Laminating Representation Autoencoders for Efficient Diffusion
Ramón Calvo-González, François Fleuret
TL;DR
The paper tackles the computational burden of diffusion in high-dimensional SSL feature spaces by compressing DINOv2 patch embeddings into a one-dimensional latent sequence of $32$ tokens using a $\beta$-VAE, achieving an $8\times$ reduction in sequence length and a $48\times$ reduction in total latent dimensionality. A flow-matching diffusion model is trained in this FlatDINO latent space, with a frozen ViT-XL decoder mapping generated latents back to patch embeddings and then to RGB images; this yields a gFID of $\approx 1.85$ with classifier-free guidance on ImageNet-256x256, while reducing forward FLOPs by up to $8\times$ and training FLOPs by up to $4.5\times$ relative to diffusion on full DINOv2 features.
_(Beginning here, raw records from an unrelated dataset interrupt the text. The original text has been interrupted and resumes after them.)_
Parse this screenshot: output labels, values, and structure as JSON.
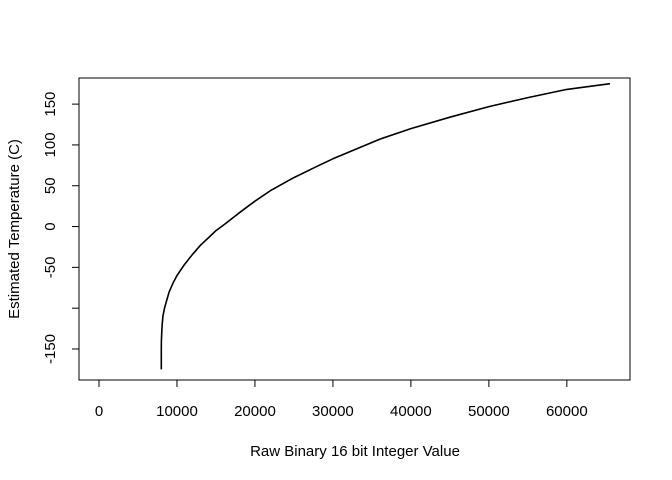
{
  "chart_data": {
    "type": "line",
    "title": "",
    "xlabel": "Raw Binary 16 bit Integer Value",
    "ylabel": "Estimated Temperature (C)",
    "xlim": [
      0,
      65535
    ],
    "ylim": [
      -188,
      182
    ],
    "x_ticks": [
      0,
      10000,
      20000,
      30000,
      40000,
      50000,
      60000
    ],
    "x_tick_labels": [
      "0",
      "10000",
      "20000",
      "30000",
      "40000",
      "50000",
      "60000"
    ],
    "y_ticks": [
      -150,
      -100,
      -50,
      0,
      50,
      100,
      150
    ],
    "y_tick_labels": [
      "-150",
      "",
      "-50",
      "0",
      "50",
      "100",
      "150"
    ],
    "grid": false,
    "series": [
      {
        "x": [
          7985,
          7990,
          8000,
          8050,
          8100,
          8200,
          8400,
          8700,
          9000,
          9500,
          10000,
          11000,
          12000,
          13000,
          14000,
          15000,
          16000,
          18000,
          20000,
          22000,
          25000,
          28000,
          30000,
          33000,
          36000,
          40000,
          45000,
          50000,
          55000,
          60000,
          65535
        ],
        "y": [
          -175,
          -150,
          -140,
          -128,
          -120,
          -110,
          -100,
          -90,
          -80,
          -69,
          -60,
          -46,
          -34,
          -23,
          -14,
          -5,
          2,
          17,
          31,
          44,
          60,
          74,
          83,
          95,
          107,
          120,
          134,
          147,
          158,
          168,
          175
        ]
      }
    ]
  }
}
The results are preliminary, showing competitive quality and substantial efficiency gains but indicating a need for longer training and diffusion recipe improvements tailored to compressed semantically-informed latents. Overall, FlatDINO offers a promising path toward scalable diffusion over semantic SSL representations, enabling faster generation within resource-constrained settings.
Abstract
Recent work has shown that diffusion models can generate high-quality images by operating directly on SSL patch features rather than pixel-space latents. However, the dense patch grids from encoders like DINOv2 contain significant redundancy, making diffusion needlessly expensive. We introduce FlatDINO, a variational autoencoder that compresses this representation into a one-dimensional sequence of just 32 continuous tokens -an 8x reduction in sequence length and 48x compression in total dimensionality. On ImageNet 256x256, a DiT-XL trained on FlatDINO latents achieves a gFID of 1.80 with classifier-free guidance while requiring 8x fewer FLOPs per forward pass and up to 4.5x fewer FLOPs per training step compared to diffusion on uncompressed DINOv2 features. These are preliminary results and this work is in progress.